Metodi di inferenza statistica
Inferenza Bayesiana, inferenza asintotica e Informazione. Inferenza in molte dimensioni, riduzione dimensionale e analisi in componenti principali.
Circuiti biologici, feedbacks di regolazione genica e cellulare, come le cellule decidono chi essere, cosa fare e come organizzarsi.
Introduzione alla termodinamica stocastica
Equilibrio vs non equilibrio. Bilancio dettagliato locale. Entropia stocastica, sistemi chimici aperti e formulazione di teoria delle reti di stati stazionari di non equilibrio. Trasduzione di energia libera e di informazione in sistemi biologici. Il problema della sensibilità nella lettura di un segnale chimico da parte di una cellula. Teoremi di fluttuazione, disuguaglianze di Jarzynski e Crooks.
Reazione diffusione in sistemi complessi spazialmente estesi
Metodi di indagine multi-scala e simulazioni particle-based. Il problema delle separazioni di fase in dinamica cellulare. Il dilemma tra scenario di equilibrio e di non equilibrio.
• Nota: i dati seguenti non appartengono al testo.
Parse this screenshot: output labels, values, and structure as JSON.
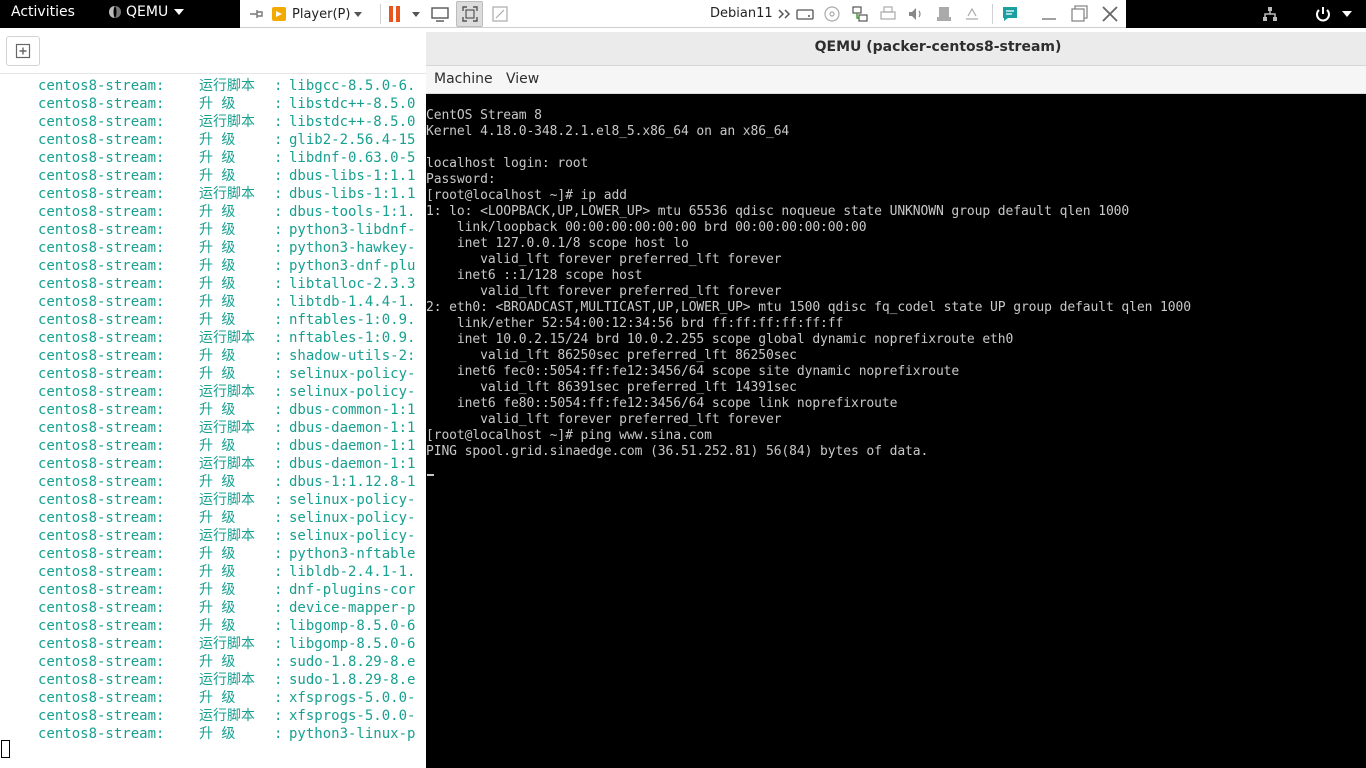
{
  "topbar": {
    "activities": "Activities",
    "app_name": "QEMU"
  },
  "vmware": {
    "player_label": "Player(P)",
    "vm_name": "Debian11"
  },
  "host_log": [
    {
      "prefix": "centos8-stream:",
      "action": "运行脚本",
      "pkg": "libgcc-8.5.0-6."
    },
    {
      "prefix": "centos8-stream:",
      "action": "升 级",
      "pkg": "libstdc++-8.5.0"
    },
    {
      "prefix": "centos8-stream:",
      "action": "运行脚本",
      "pkg": "libstdc++-8.5.0"
    },
    {
      "prefix": "centos8-stream:",
      "action": "升 级",
      "pkg": "glib2-2.56.4-15"
    },
    {
      "prefix": "centos8-stream:",
      "action": "升 级",
      "pkg": "libdnf-0.63.0-5"
    },
    {
      "prefix": "centos8-stream:",
      "action": "升 级",
      "pkg": "dbus-libs-1:1.1"
    },
    {
      "prefix": "centos8-stream:",
      "action": "运行脚本",
      "pkg": "dbus-libs-1:1.1"
    },
    {
      "prefix": "centos8-stream:",
      "action": "升 级",
      "pkg": "dbus-tools-1:1."
    },
    {
      "prefix": "centos8-stream:",
      "action": "升 级",
      "pkg": "python3-libdnf-"
    },
    {
      "prefix": "centos8-stream:",
      "action": "升 级",
      "pkg": "python3-hawkey-"
    },
    {
      "prefix": "centos8-stream:",
      "action": "升 级",
      "pkg": "python3-dnf-plu"
    },
    {
      "prefix": "centos8-stream:",
      "action": "升 级",
      "pkg": "libtalloc-2.3.3"
    },
    {
      "prefix": "centos8-stream:",
      "action": "升 级",
      "pkg": "libtdb-1.4.4-1."
    },
    {
      "prefix": "centos8-stream:",
      "action": "升 级",
      "pkg": "nftables-1:0.9."
    },
    {
      "prefix": "centos8-stream:",
      "action": "运行脚本",
      "pkg": "nftables-1:0.9."
    },
    {
      "prefix": "centos8-stream:",
      "action": "升 级",
      "pkg": "shadow-utils-2:"
    },
    {
      "prefix": "centos8-stream:",
      "action": "升 级",
      "pkg": "selinux-policy-"
    },
    {
      "prefix": "centos8-stream:",
      "action": "运行脚本",
      "pkg": "selinux-policy-"
    },
    {
      "prefix": "centos8-stream:",
      "action": "升 级",
      "pkg": "dbus-common-1:1"
    },
    {
      "prefix": "centos8-stream:",
      "action": "运行脚本",
      "pkg": "dbus-daemon-1:1"
    },
    {
      "prefix": "centos8-stream:",
      "action": "升 级",
      "pkg": "dbus-daemon-1:1"
    },
    {
      "prefix": "centos8-stream:",
      "action": "运行脚本",
      "pkg": "dbus-daemon-1:1"
    },
    {
      "prefix": "centos8-stream:",
      "action": "升 级",
      "pkg": "dbus-1:1.12.8-1"
    },
    {
      "prefix": "centos8-stream:",
      "action": "运行脚本",
      "pkg": "selinux-policy-"
    },
    {
      "prefix": "centos8-stream:",
      "action": "升 级",
      "pkg": "selinux-policy-"
    },
    {
      "prefix": "centos8-stream:",
      "action": "运行脚本",
      "pkg": "selinux-policy-"
    },
    {
      "prefix": "centos8-stream:",
      "action": "升 级",
      "pkg": "python3-nftable"
    },
    {
      "prefix": "centos8-stream:",
      "action": "升 级",
      "pkg": "libldb-2.4.1-1."
    },
    {
      "prefix": "centos8-stream:",
      "action": "升 级",
      "pkg": "dnf-plugins-cor"
    },
    {
      "prefix": "centos8-stream:",
      "action": "升 级",
      "pkg": "device-mapper-p"
    },
    {
      "prefix": "centos8-stream:",
      "action": "升 级",
      "pkg": "libgomp-8.5.0-6"
    },
    {
      "prefix": "centos8-stream:",
      "action": "运行脚本",
      "pkg": "libgomp-8.5.0-6"
    },
    {
      "prefix": "centos8-stream:",
      "action": "升 级",
      "pkg": "sudo-1.8.29-8.e"
    },
    {
      "prefix": "centos8-stream:",
      "action": "运行脚本",
      "pkg": "sudo-1.8.29-8.e"
    },
    {
      "prefix": "centos8-stream:",
      "action": "升 级",
      "pkg": "xfsprogs-5.0.0-"
    },
    {
      "prefix": "centos8-stream:",
      "action": "运行脚本",
      "pkg": "xfsprogs-5.0.0-"
    },
    {
      "prefix": "centos8-stream:",
      "action": "升 级",
      "pkg": "python3-linux-p"
    }
  ],
  "qemu": {
    "title": "QEMU (packer-centos8-stream)",
    "menu": [
      "Machine",
      "View"
    ],
    "console": [
      "CentOS Stream 8",
      "Kernel 4.18.0-348.2.1.el8_5.x86_64 on an x86_64",
      "",
      "localhost login: root",
      "Password:",
      "[root@localhost ~]# ip add",
      "1: lo: <LOOPBACK,UP,LOWER_UP> mtu 65536 qdisc noqueue state UNKNOWN group default qlen 1000",
      "    link/loopback 00:00:00:00:00:00 brd 00:00:00:00:00:00",
      "    inet 127.0.0.1/8 scope host lo",
      "       valid_lft forever preferred_lft forever",
      "    inet6 ::1/128 scope host",
      "       valid_lft forever preferred_lft forever",
      "2: eth0: <BROADCAST,MULTICAST,UP,LOWER_UP> mtu 1500 qdisc fq_codel state UP group default qlen 1000",
      "    link/ether 52:54:00:12:34:56 brd ff:ff:ff:ff:ff:ff",
      "    inet 10.0.2.15/24 brd 10.0.2.255 scope global dynamic noprefixroute eth0",
      "       valid_lft 86250sec preferred_lft 86250sec",
      "    inet6 fec0::5054:ff:fe12:3456/64 scope site dynamic noprefixroute",
      "       valid_lft 86391sec preferred_lft 14391sec",
      "    inet6 fe80::5054:ff:fe12:3456/64 scope link noprefixroute",
      "       valid_lft forever preferred_lft forever",
      "[root@localhost ~]# ping www.sina.com",
      "PING spool.grid.sinaedge.com (36.51.252.81) 56(84) bytes of data."
    ]
  },
  "colors": {
    "log_text": "#18a090",
    "console_text": "#c8c8c8",
    "vmware_pause": "#e8541c",
    "vmware_player_icon": "#f2a900"
  }
}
Diffusione passiva, attiva e trasporto persistente
Muoversi consumando energia per seguire un gradiente. La chemotassi nei batteri, negli organismi unicellulari e nelle cellule di organismi pluricellulari. La durotassi: muoversi seguendo gradienti di rigidità meccanica: il paradosso dell’invasione metastatica. Modello di run and tumble, modelli computazionali di trasporto attivo
Esempi paradigmatici che verranno analizzati sotto molteplici aspetti e con varie tecniche tra quelli elencati sopra e studiati nella prima parte del corso:
Accelerazione catalitica di reazioni (bio)chimiche, cinetica enzimatica e Il fenomeno dell’ultra-sensibilità. Il modello di Goldbeter-Koshland originale e la sua formulazione termodinamicamente consistente.
Lo switch di fosforilazione-defosforilazione: un modulo di scrittura/lettura alla base del flusso di informazione cellulare.
Kinetic proofreading (Hopfield), modello originale e formulazione termodinamicamente consistente. Il costo energetico della precisione nei processi fondamentali di cinetica cellulare.
Brownian ratchet e motori molecolari. Entropic pulling. Il trasporto attivo all’interno della cellula.
Switch di segnalizzazione: meccanismi di eccitazione-inibizione e il concetto di inattivazione bilanciata.